Conversations between
Kurt Schwitters, Derek Hyatt, and John Ruskin
13th November 2024 – 2nd March 2025
Brantwood, East of Lake Coniston, Cumbria, UK
Emissaries of the Land is an exhibition of works by Kurt Schwitters (1887 – 1948) and Derek Hyatt (1931 – 2015), curated by Michael Richardson and first exhibited at Art Space Gallery, London in 2023. The ‘conversation’ between these two artists takes an unexpected twist, as it now comes to the former home of John Ruskin, who joins the meeting.
Schwitters occupies a secure place in the history of the early 20th Century avant garde. His collages created from discarded everyday scraps of life on the streets of Hanover in the inter-war years, his links to DADA and his own concept of Merz, placed him high on the Nazi list of so-called ‘degenerate’ art. His subsequent flight to safety through Norway and Britain, later enshrined him as a heroic refugee of an earlier era, somehow inexplicably marooned in the provincial backwaters of wartime Ambleside.
Schwitters’ later career took him into places where a predominantly urban-minded art world found – and still finds –it hard to follow. He went to nature. In Ambleside Schwitters created a series of exquisite abstract painted constructions which draw from the landscapes around him. It took a young Derek Hyatt to see this. As a student at the Royal College of Art he reviewed a Schwitters’ show ten years after the latter’s death. Hyatt drew the comparison between Schwitters and English landscape artist, Paul Nash. The Schwitters show was an inspiration for Hyatt, who went on to become a uniquely individual interpreter of landscape, in particular the north Yorkshire Moors.
The exhibition at Brantwood allows Hyatt and Schwitters to come together physically. The chemistry is powerful. Each makes the other more telling. Hyatt releases Schwitters from his historical straitjacket.
The seldom seen works on show can be experienced in an entirely different context. Schwitters reveals the playful Hyatt as an artist of genuine strength, a sensitive, almost mystical, painter, above all a true master of colour.
The exhibition takes place in the home of a third, well acknowledged, artist of landscape, John Ruskin. The sharp detail of Ruskin’s own work as an artist often veils its deeper sensitivity and thoughtful abstraction. With his two house guests alongside him, Ruskin thus connects directly with the generations who have taken him forward in radical ways, giving Hyatt and Schwitters fresh presence, and drawing from them a similar power.
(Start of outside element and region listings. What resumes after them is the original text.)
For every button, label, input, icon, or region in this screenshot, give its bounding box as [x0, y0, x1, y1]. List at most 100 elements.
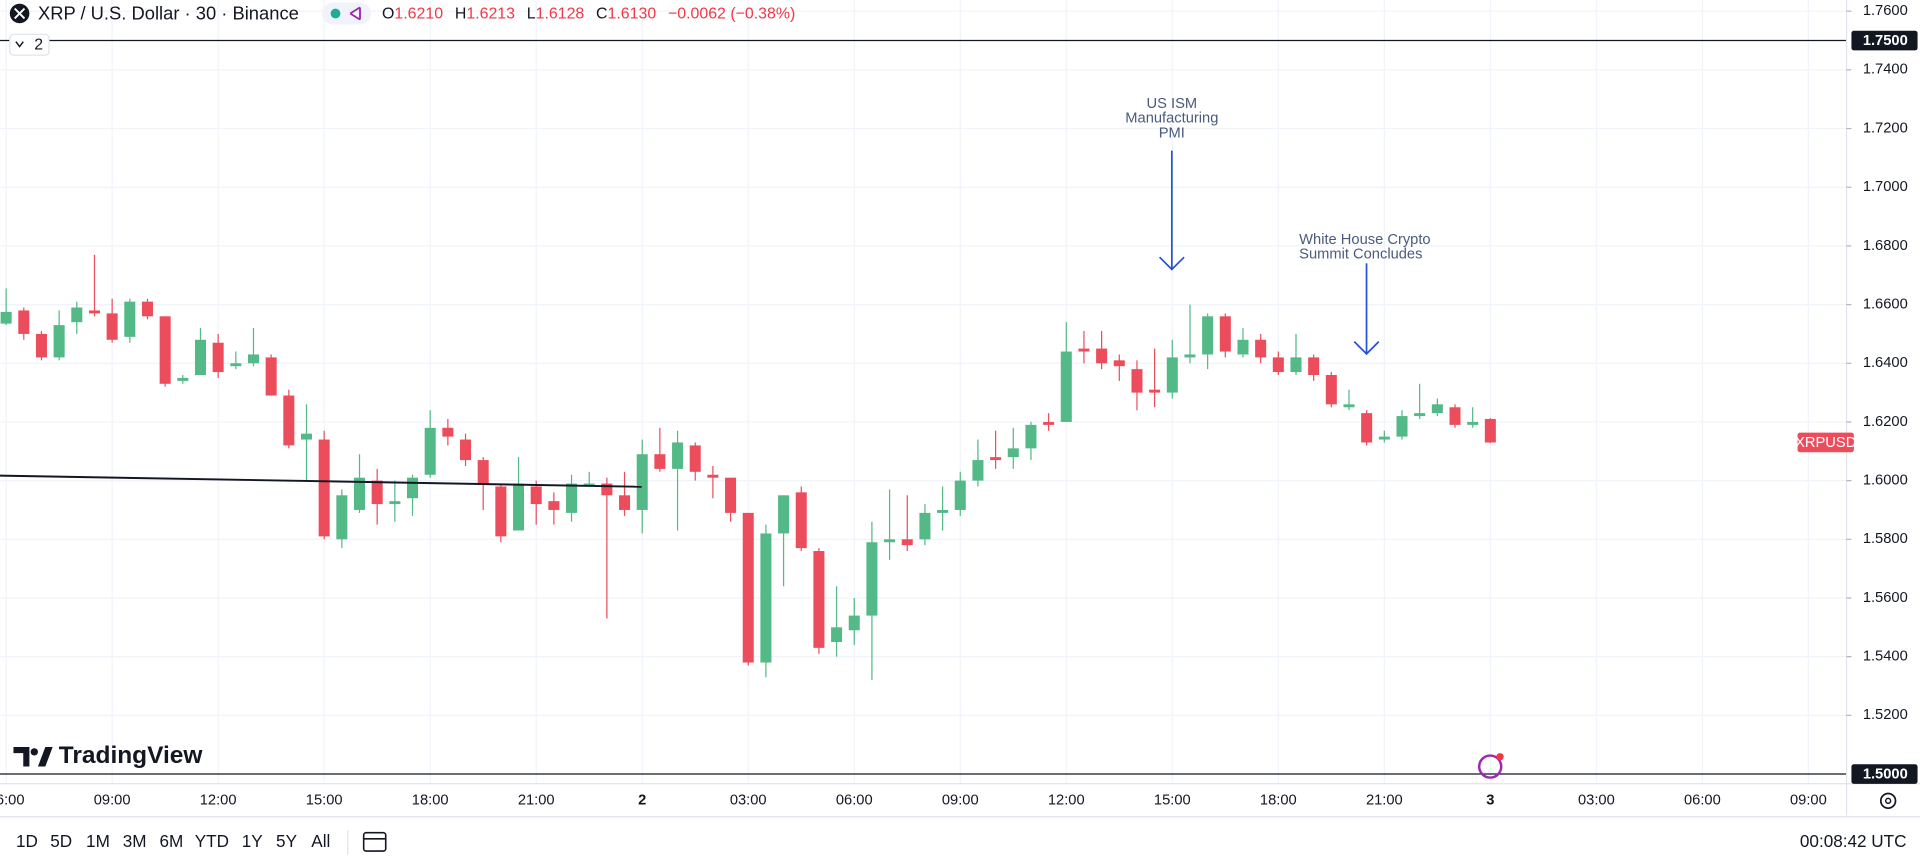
candle-body: [919, 512, 931, 540]
candle-body: [725, 477, 737, 513]
candle-body: [566, 483, 578, 513]
candle-body: [1007, 448, 1019, 458]
brand-name: TradingView: [59, 742, 204, 769]
brand-logo: [37, 746, 53, 767]
range-button[interactable]: All: [311, 831, 330, 851]
settings-icon[interactable]: [1879, 792, 1897, 810]
status-pill: [322, 2, 372, 25]
symbol-title: XRP / U.S. Dollar · 30 · Binance: [38, 3, 299, 24]
range-button[interactable]: 1Y: [242, 831, 264, 851]
price-tag: [1851, 30, 1918, 51]
range-button[interactable]: 6M: [160, 831, 184, 851]
price-tag-label: 1.7500: [1863, 33, 1908, 49]
candle-body: [159, 316, 171, 384]
x-tick-label: 18:00: [1260, 793, 1297, 809]
x-tick-label: 09:00: [94, 793, 131, 809]
candle-body: [654, 454, 666, 469]
candle-body: [1467, 421, 1479, 425]
candle-body: [972, 460, 984, 481]
x-tick-label: 12:00: [1048, 793, 1085, 809]
axis: 1.5200 1.5400 1.5600 1.5800 1.6000 1.6200 1.64…: [0, 3, 1918, 809]
assistant-badge: [1496, 753, 1504, 761]
x-tick-label: 06:00: [1684, 793, 1721, 809]
candle-body: [124, 301, 136, 337]
candle-body: [318, 439, 330, 537]
candle-body: [371, 480, 383, 505]
calendar-icon[interactable]: [362, 831, 387, 852]
range-button[interactable]: 5Y: [276, 831, 298, 851]
candle-body: [230, 363, 242, 367]
range-button[interactable]: 3M: [123, 831, 147, 851]
candle-body: [1202, 316, 1214, 355]
candle-body: [18, 310, 30, 334]
candle-body: [247, 354, 260, 364]
toolbar: 00:08:42 UTC 1D 5D 1M 3M 6M YTD 1Y 5Y All: [16, 830, 1907, 855]
range-button[interactable]: 5D: [50, 831, 72, 851]
y-tick-label: 1.6000: [1863, 472, 1908, 488]
candle-body: [601, 483, 613, 496]
candle-body: [460, 439, 472, 461]
candle-body: [1325, 374, 1337, 405]
candle-body: [495, 486, 507, 537]
candle-body: [1131, 369, 1143, 393]
candle-body: [760, 533, 772, 663]
candle-body: [1078, 348, 1090, 352]
brand: TradingView: [13, 742, 203, 769]
brand-logo: [30, 748, 38, 756]
annotation-text: Summit Concludes: [1299, 247, 1422, 263]
ohlc-value: 1.6213: [466, 6, 515, 23]
indicator-toggle[interactable]: [9, 33, 50, 56]
x-tick-label: 3: [1486, 793, 1494, 809]
candle-body: [71, 307, 83, 323]
price-tag: [1851, 764, 1918, 784]
candle-body: [1255, 339, 1267, 358]
candle-body: [407, 477, 419, 499]
candle-body: [424, 427, 436, 475]
y-tick-label: 1.6400: [1863, 355, 1908, 371]
candle-body: [1378, 436, 1390, 440]
ohlc-label: C: [596, 6, 608, 23]
y-tick-label: 1.7000: [1863, 179, 1908, 195]
symbol-tag-label: XRPUSD: [1795, 435, 1856, 451]
grid: [0, 0, 1847, 784]
range-button[interactable]: YTD: [195, 831, 229, 851]
chevron: [15, 41, 24, 48]
candle-body: [848, 615, 860, 631]
ohlc-value: 1.6130: [608, 6, 657, 23]
candle-body: [336, 495, 348, 540]
candle-body: [1361, 413, 1373, 443]
annotation-arrowhead: [1158, 256, 1185, 271]
candle-body: [937, 509, 949, 513]
range-button[interactable]: 1M: [86, 831, 110, 851]
y-tick-label: 1.5400: [1863, 649, 1908, 665]
brand-logo: [13, 746, 30, 767]
candle-body: [672, 442, 684, 469]
candle-body: [1308, 357, 1320, 375]
y-tick-label: 1.6600: [1863, 296, 1908, 312]
assistant-icon[interactable]: [1477, 754, 1503, 779]
candle-body: [866, 542, 878, 616]
candle-body: [1414, 413, 1426, 417]
annotation-text: Manufacturing: [1125, 111, 1218, 127]
candle-body: [530, 486, 542, 505]
annotation-text: PMI: [1159, 125, 1185, 141]
symbol-icon-mark: [14, 7, 26, 20]
x-tick-label: 09:00: [942, 793, 979, 809]
change: −0.0062 (−0.38%): [668, 6, 795, 23]
settings-icon-center: [1884, 797, 1892, 805]
ohlc-label: L: [527, 6, 536, 23]
share-icon: [349, 6, 361, 21]
candle-body: [1096, 348, 1108, 364]
candle-body: [1060, 351, 1072, 422]
range-button[interactable]: 1D: [16, 831, 38, 851]
y-tick-label: 1.5600: [1863, 590, 1908, 606]
candle-body: [1184, 354, 1196, 358]
candle-body: [795, 492, 807, 549]
candle-body: [477, 460, 489, 484]
candle-body: [106, 313, 118, 340]
x-tick-label: 09:00: [1790, 793, 1827, 809]
candle-body: [1237, 339, 1249, 355]
candle-body: [141, 301, 153, 317]
candle-body: [1113, 360, 1125, 367]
“The current exhibition at Brantwood allows Hyatt and Schwitters to come together physically. The chemistry is powerful. Each makes the other more telling. Hyatt releases Schwitters from his historical strait jacket. He is both prehistoric and in the moment, creator of a set of verbs to which we bring our own nouns. Schwitters reveals the playful Hyatt as an artist of genuine strength, a sensitive, almost mystical, painter, above all a true master of colour.”
Howard Hull, Director of Brantwood“Schwitters and Hyatt are heirs of that great legacy encompassing Wordsworth, Blake, Turner, Ruskin, Palmer and Nash, who all strove to reconcile the potential of a semi-abstract language, freed from time and place, with the desire to also reveal the mysterious treasures of the natural world. They understood that nature is not a static pattern of separate elements, but a forcefield of dynamic interconnections in ceaseless flux, and that the beauty and truth of a painting is proved in its ability to convey Ruskin’s “perpetual variation.”
Their prescient experiments with paint and the found object, the use of the vernacular and the unadorned, where associative thinking supplants linear formation, represents a radical exploration of the innate value of the natural environment. In this there is a parallel with our current understanding of, and conflicting responses towards, not just modernity, but also our sense of place, history, memory, questions of national identity and notions of ‘otherness’. They encourage us to pay closer attention to our own more immediate environment, to know it with new eyes, to celebrate and cherish it, and to trust in the wondrous inherent in the commonplace.
Art, in all its myriad forms, can enable us to view and think about the world and our place in it differently. It can make us feel and understand it with a lucidity sometimes lost in the deluge of information, mis-information and dis-information, that bombards us daily. It can inspire a sense of wonder and connection with nature that is full of hope. In these increasingly uncertain times, hope, as revealed to Patrick Kavanagh as “a star-lovely art / In a dark sod”, is something we need to find much more of.”
Russell Mills, excerpts from his talk given at the opening of the exhibition.